Peeking over both shoulders to check for witnesses as he hastily shoved four bananas into his backpack, Ben Hastings ’21 fled from the Ratty in a rush on Tuesday feeling as though he’d beaten the Dining Services system yet again.

“Another successful heist,” Hastings proudly thought to himself as he nonchalantly speed-walked past a BUDS employee on break who saw the whole thing go down. “They don’t even know what just hit them."

Breaking into a run after bursting through the exit doors, Hastings could only imagine the workers’ shock if they knew about the massive haul he had just made off with. BUDS employees emphasized that they really didn’t think it was a big deal.

Sources report that Hastings frequently brags about his illicit escapades to his friends at lunch while defiantly lounging at the very scene of his crimes.

“You’d never believe the load I got away with yesterday,” Hastings reported to his friends, prefacing an entirely believable story.

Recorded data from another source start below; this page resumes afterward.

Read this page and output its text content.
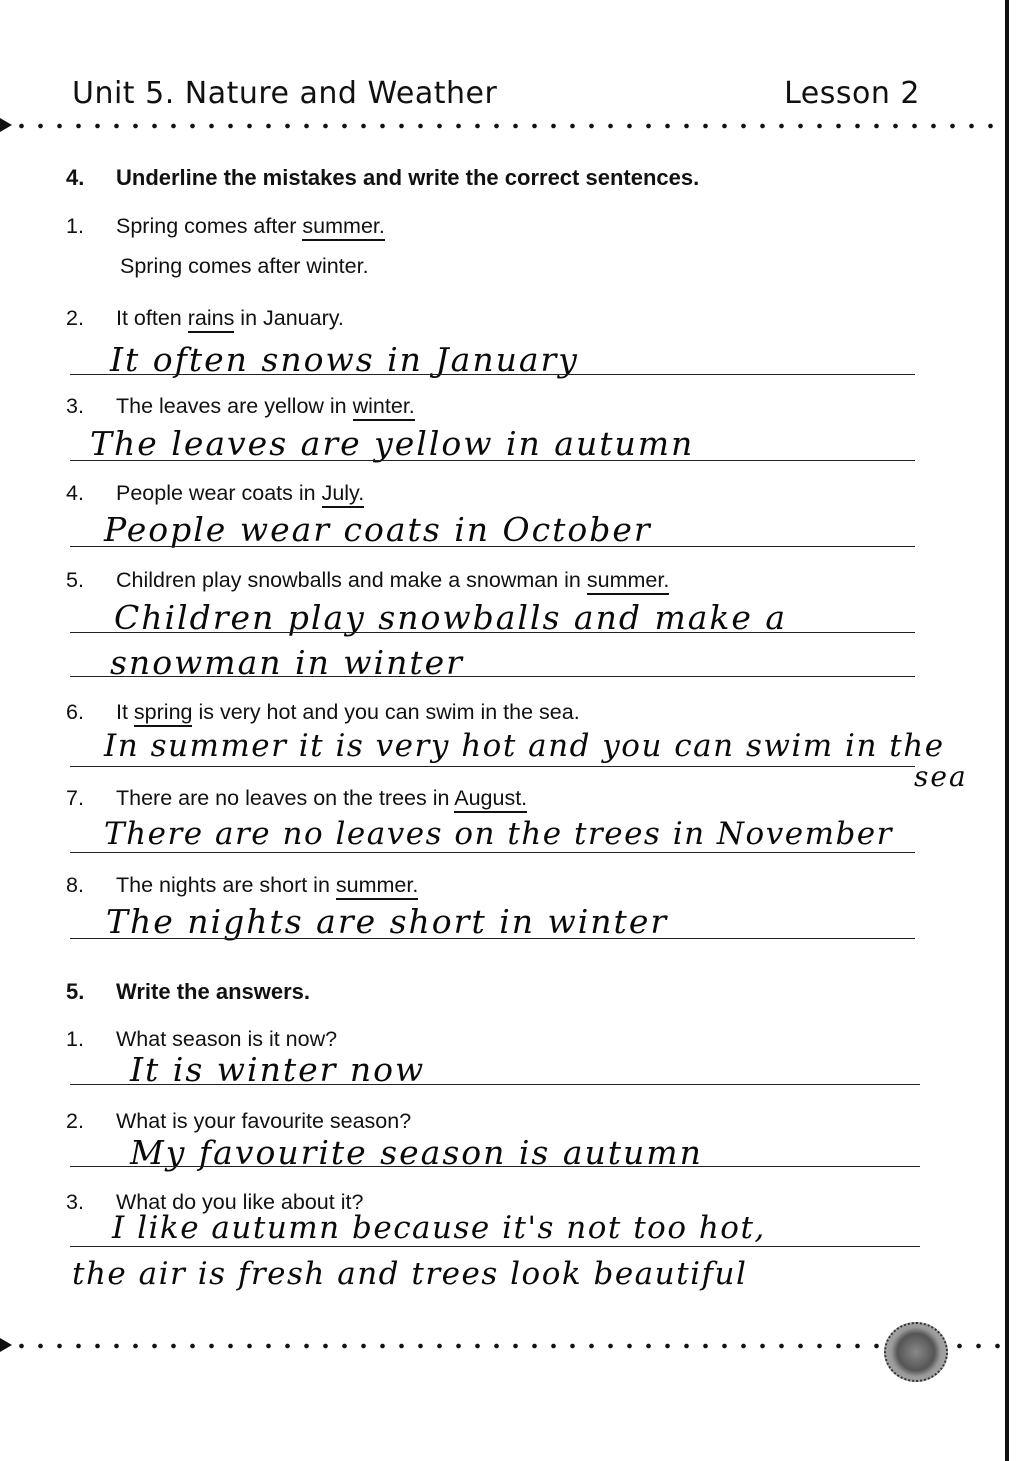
Unit 5. Nature and Weather	Lesson 2
4. Underline the mistakes and write the correct sentences.
1. Spring comes after summer.
Spring comes after winter.
2. It often rains in January.
It often snows in January
3. The leaves are yellow in winter.
The leaves are yellow in autumn
4. People wear coats in July.
People wear coats in October
5. Children play snowballs and make a snowman in summer.
Children play snowballs and make a
snowman in winter
6. It spring is very hot and you can swim in the sea.
In summer it is very hot and you can swim in the
sea
7. There are no leaves on the trees in August.
There are no leaves on the trees in November
8. The nights are short in summer.
The nights are short in winter
5. Write the answers.
1. What season is it now?
It is winter now
2. What is your favourite season?
My favourite season is autumn
3. What do you like about it?
I like autumn because it's not too hot,
the air is fresh and trees look beautiful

I got two slices of pepperoni pizza, a plate-full of pasta WITH alfredo sauce, and a whole heap of vanilla soft serve. I even filled up my water bottle with Coke!”

“It’s very simple so I don’t understand why no one else has figured out how to game the system like me,” Hastings said, woefully unaware that his methods are anything but original. “All you do is ask for a takeout box when you come in, fill it up with whatever you want, and then sit down and eat a whole meal. It’s like getting two meals for the price of one! Can you believe that?”

At press-time, Hastings was being questioned by a security guard who caught him trying to walk off without paying for his spicy with at Jo’s.